En inderdaad, het eerste avondconcert heeft alles wat TRANSIT al tien jaar een uniek artistiek gebeuren maakt: een focus op hedendaagse (dat wil zeggen: vanaf 2000) kunstmuziek met het oog op creatie, een bijzondere aandacht voor Vlaamse componisten en ensembles én het streven naar een optimale publieksparticipatie. Zo brengt het piepjonge Vlaamse Nadar Ensemble vanavond naast twee bestaande werken uit het repertoire van de nieuwe muziek maar liefst drie gloednieuwe creaties van jonge Vlaamse componisten.

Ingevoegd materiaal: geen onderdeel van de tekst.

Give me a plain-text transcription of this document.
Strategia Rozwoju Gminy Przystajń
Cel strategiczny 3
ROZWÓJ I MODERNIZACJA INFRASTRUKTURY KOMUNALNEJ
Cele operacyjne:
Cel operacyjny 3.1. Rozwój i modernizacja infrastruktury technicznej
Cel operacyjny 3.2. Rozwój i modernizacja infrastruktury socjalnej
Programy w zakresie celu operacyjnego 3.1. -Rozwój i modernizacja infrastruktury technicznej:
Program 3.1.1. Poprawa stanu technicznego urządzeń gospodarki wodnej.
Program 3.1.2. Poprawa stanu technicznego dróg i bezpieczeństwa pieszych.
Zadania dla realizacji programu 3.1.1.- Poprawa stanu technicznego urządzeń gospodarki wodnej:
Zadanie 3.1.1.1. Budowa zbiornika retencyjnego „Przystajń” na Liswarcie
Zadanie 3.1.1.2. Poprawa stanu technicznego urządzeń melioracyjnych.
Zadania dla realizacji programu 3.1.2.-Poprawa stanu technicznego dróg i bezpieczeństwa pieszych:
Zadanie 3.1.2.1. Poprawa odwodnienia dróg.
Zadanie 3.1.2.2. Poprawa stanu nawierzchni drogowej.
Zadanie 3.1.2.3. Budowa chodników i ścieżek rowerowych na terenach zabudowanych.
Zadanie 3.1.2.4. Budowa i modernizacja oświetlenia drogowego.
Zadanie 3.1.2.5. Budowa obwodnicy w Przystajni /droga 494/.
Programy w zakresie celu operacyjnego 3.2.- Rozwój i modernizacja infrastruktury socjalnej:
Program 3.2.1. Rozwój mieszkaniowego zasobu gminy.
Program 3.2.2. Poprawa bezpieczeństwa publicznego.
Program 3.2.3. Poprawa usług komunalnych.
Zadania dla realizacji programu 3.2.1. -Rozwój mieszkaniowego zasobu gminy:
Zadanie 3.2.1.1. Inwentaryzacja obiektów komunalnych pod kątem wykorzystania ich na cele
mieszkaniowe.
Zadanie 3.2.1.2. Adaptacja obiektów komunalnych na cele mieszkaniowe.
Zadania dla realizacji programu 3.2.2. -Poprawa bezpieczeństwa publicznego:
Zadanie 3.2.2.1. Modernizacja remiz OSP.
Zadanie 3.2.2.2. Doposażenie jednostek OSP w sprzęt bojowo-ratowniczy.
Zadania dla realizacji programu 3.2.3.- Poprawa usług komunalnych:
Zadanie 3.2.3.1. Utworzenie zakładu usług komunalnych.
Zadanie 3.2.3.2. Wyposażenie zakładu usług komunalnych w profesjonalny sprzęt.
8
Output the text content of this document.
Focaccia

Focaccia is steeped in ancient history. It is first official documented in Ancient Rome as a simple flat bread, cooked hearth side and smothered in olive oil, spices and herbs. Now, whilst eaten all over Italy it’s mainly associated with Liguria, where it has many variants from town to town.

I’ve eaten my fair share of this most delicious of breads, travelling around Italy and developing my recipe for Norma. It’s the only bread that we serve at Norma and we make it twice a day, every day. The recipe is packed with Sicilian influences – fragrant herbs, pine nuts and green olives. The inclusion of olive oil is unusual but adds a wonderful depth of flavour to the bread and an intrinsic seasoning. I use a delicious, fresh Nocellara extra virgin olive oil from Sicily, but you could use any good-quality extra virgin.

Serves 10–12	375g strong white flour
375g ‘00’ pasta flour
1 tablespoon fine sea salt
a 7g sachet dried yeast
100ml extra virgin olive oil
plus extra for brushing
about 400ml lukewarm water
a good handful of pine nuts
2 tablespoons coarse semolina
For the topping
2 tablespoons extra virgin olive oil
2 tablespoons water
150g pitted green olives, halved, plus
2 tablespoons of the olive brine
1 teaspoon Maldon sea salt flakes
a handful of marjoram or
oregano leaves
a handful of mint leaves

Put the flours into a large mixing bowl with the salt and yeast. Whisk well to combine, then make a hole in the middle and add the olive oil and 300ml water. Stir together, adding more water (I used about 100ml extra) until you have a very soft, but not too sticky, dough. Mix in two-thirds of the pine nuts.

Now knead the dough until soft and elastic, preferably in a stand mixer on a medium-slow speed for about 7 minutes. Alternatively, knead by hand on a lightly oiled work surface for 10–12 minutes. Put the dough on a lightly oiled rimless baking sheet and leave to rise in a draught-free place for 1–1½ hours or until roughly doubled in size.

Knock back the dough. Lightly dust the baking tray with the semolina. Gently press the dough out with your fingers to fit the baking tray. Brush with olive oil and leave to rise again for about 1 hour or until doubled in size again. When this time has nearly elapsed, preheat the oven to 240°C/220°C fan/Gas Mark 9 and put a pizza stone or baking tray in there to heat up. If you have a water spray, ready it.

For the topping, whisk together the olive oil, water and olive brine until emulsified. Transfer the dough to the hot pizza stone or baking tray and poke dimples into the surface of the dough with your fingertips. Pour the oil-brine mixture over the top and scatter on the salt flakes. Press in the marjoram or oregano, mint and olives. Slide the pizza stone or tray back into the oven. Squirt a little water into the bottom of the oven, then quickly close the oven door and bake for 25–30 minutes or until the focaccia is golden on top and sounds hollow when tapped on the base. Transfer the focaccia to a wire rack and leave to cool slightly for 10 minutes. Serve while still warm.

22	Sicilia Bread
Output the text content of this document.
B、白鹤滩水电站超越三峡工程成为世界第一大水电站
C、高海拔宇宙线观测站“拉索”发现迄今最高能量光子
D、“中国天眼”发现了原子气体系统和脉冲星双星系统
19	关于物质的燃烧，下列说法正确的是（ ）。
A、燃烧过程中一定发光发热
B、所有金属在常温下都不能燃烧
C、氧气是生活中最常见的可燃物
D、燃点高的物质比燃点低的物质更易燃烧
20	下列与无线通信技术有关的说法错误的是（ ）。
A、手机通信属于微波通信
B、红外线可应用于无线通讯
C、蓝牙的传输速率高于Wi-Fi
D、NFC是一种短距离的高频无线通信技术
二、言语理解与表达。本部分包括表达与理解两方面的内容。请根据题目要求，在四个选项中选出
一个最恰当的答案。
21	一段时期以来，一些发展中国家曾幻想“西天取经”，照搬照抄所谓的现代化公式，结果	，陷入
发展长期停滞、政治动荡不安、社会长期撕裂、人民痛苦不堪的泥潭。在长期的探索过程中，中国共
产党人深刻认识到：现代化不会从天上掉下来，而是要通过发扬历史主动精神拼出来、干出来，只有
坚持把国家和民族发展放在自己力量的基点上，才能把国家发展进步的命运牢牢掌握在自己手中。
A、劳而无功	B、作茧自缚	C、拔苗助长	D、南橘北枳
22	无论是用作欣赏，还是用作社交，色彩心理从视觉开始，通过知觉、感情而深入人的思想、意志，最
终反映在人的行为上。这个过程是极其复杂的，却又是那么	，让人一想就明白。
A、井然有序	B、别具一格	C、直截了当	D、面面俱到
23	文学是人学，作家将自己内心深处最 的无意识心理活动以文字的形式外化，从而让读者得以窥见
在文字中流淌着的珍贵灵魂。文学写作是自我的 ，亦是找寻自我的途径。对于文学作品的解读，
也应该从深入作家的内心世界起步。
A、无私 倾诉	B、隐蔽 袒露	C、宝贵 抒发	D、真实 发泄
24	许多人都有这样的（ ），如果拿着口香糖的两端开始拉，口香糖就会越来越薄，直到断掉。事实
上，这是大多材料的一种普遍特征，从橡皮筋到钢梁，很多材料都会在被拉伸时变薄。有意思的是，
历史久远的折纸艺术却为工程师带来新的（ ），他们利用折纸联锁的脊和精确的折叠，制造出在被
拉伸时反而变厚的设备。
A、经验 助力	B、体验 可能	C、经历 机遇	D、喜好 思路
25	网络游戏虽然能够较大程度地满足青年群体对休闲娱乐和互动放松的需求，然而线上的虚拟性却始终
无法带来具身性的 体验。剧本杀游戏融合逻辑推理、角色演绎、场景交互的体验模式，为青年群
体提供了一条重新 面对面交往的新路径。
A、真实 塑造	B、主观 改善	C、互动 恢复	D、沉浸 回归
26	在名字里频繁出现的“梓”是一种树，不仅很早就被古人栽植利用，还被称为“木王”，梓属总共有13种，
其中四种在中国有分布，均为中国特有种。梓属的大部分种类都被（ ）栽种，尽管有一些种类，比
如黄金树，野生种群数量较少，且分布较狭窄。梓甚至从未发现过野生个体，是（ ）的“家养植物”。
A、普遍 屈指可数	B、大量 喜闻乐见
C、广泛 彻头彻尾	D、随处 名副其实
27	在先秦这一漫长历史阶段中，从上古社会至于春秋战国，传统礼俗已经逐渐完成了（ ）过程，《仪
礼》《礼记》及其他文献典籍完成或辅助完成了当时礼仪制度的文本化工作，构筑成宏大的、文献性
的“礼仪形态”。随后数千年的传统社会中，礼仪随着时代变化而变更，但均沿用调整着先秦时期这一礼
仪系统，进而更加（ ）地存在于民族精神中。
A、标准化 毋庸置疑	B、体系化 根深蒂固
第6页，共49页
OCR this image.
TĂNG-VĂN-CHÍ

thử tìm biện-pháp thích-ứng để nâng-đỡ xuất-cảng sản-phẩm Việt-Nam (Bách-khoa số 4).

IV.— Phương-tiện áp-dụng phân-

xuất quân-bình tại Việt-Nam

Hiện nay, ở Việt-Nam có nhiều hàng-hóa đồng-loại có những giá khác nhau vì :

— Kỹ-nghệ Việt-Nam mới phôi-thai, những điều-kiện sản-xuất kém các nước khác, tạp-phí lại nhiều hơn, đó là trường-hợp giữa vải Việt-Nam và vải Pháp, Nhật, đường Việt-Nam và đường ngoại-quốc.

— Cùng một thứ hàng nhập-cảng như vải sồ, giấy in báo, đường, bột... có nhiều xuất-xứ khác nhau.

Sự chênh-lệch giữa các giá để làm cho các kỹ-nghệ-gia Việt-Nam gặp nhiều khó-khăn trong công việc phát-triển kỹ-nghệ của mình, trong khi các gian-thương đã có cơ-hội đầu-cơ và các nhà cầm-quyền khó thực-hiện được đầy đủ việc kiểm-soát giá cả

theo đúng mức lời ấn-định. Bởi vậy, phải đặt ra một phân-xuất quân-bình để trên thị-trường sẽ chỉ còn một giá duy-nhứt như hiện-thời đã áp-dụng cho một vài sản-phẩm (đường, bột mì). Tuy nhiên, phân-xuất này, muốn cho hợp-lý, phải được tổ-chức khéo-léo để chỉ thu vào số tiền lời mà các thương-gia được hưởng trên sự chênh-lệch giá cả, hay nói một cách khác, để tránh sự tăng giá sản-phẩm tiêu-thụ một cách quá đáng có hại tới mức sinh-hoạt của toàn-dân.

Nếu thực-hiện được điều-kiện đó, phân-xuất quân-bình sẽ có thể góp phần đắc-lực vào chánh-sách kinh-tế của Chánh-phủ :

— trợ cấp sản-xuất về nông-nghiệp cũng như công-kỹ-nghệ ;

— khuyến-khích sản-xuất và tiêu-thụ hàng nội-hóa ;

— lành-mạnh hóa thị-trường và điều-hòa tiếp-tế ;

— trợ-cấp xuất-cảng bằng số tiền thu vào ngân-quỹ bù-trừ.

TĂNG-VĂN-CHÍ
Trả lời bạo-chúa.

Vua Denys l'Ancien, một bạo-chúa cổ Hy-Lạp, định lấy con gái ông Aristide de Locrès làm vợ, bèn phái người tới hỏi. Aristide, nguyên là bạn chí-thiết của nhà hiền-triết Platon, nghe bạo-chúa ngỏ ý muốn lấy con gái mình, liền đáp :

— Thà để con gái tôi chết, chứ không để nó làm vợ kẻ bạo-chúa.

Althans dat was de bedoeling. Want na een vertraging van enkele minuten kreeg het publiek van dirigent Daan Jannsens te horen dat het eerste repertoirestuk – met  name het dodecafonische ‘Tout près de l’eau’ van Bart Vanhecke uit 1995, naar gedichten van Slauerhoff – “wegens omstandigheden” niet zal worden uitgevoerd. Vanwege dit spijtige voorval, waarvan de beslissing achteraf genomen bleek te zijn om de stem van mezzosopraan Els Mondelaers niet te veel te belasten, gingen de jonge enthousiastelingen van het Nadar Ensemble onmiddellijk door tot de kern van de avond: de in opdracht van TRANSIT geschreven creaties van drie jonge Vlaamse componisten die, omwille van pragmatische redenen, voor min of meer dezelfde bezetting bestemd zijn: drie blazers (fluit, klarinet en saxofoon), drie strijkers (viool, altviool en cello), gitaar, piano en percussie. Ondanks deze vooropgestelde parameter volgden er toch drie zeer uiteenlopende composities. Zo gaf iedere componist niet enkel een andere invulling aan dit ensemble (Bram Van Camp en Frederik Neyrinck gingen bijvoorbeeld in op het aanbod van een mezzosopraan, terwijl Nico Sall zich besloot op electronics toe te spitsen), maar ook omwille van het grote verschil in compositietechniek, vorm en esthetica die de werken kenmerkten.

Literaire klanken

Werken met stem betekent werken met tekst, wat door jonge componisten vaak als een uitdaging ervaren wordt. Toch wist componist Bram Van Camp (1980) in zijn ‘Drie Liederen’ de relatie tussen muziek en woord op een geslaagde manier te verklanken. En dat woord vond hij in het werk van niemand minder dan Paul Van Ostaijen, in wiens typografische gedichten (en meer bepaald in zijn ‘Feesten van Angst en Pijn’) hem vooral de verzaking aan verhalende betekenis intrigeerde. Hierdoor kan de zang immers worden aangewend als een abstract gegeven, als een instrument. Desondanks horen we hoe in ‘Drie Liederen’ de stem toch zijn solistische functie behoudt, net zoals het ensemble in zijn begeleidende rol blijft. Bovendien, zo geeft Van Camp toe, gaat hij soms ook programmatisch te werk, maar dan vanuit de individuele betekenis van een bepaald woord, bijvoorbeeld wanneer de stem “wals” in ‘vers 2’ zingt en dat de aanleiding blijkt voor een muzikale herinnering aan deze dans. Puur compositietechnisch gezien, valt op hoezeer Van Camp organisch en intuïtief te werk gaat in zijn klankopbouw, zonder gebruik te maken van mathematische of conceptuele processen. Dat blijkt uit de vloeiende afwisseling van stille, schilderende passages en bruuske climaxen in een werk waarin romantische expressie hand in hand gaat met een Weberniaanse schrijfstijl en zo de bevreemding creëert die we ook terugvinden in de gedichten van Van Ostaijen.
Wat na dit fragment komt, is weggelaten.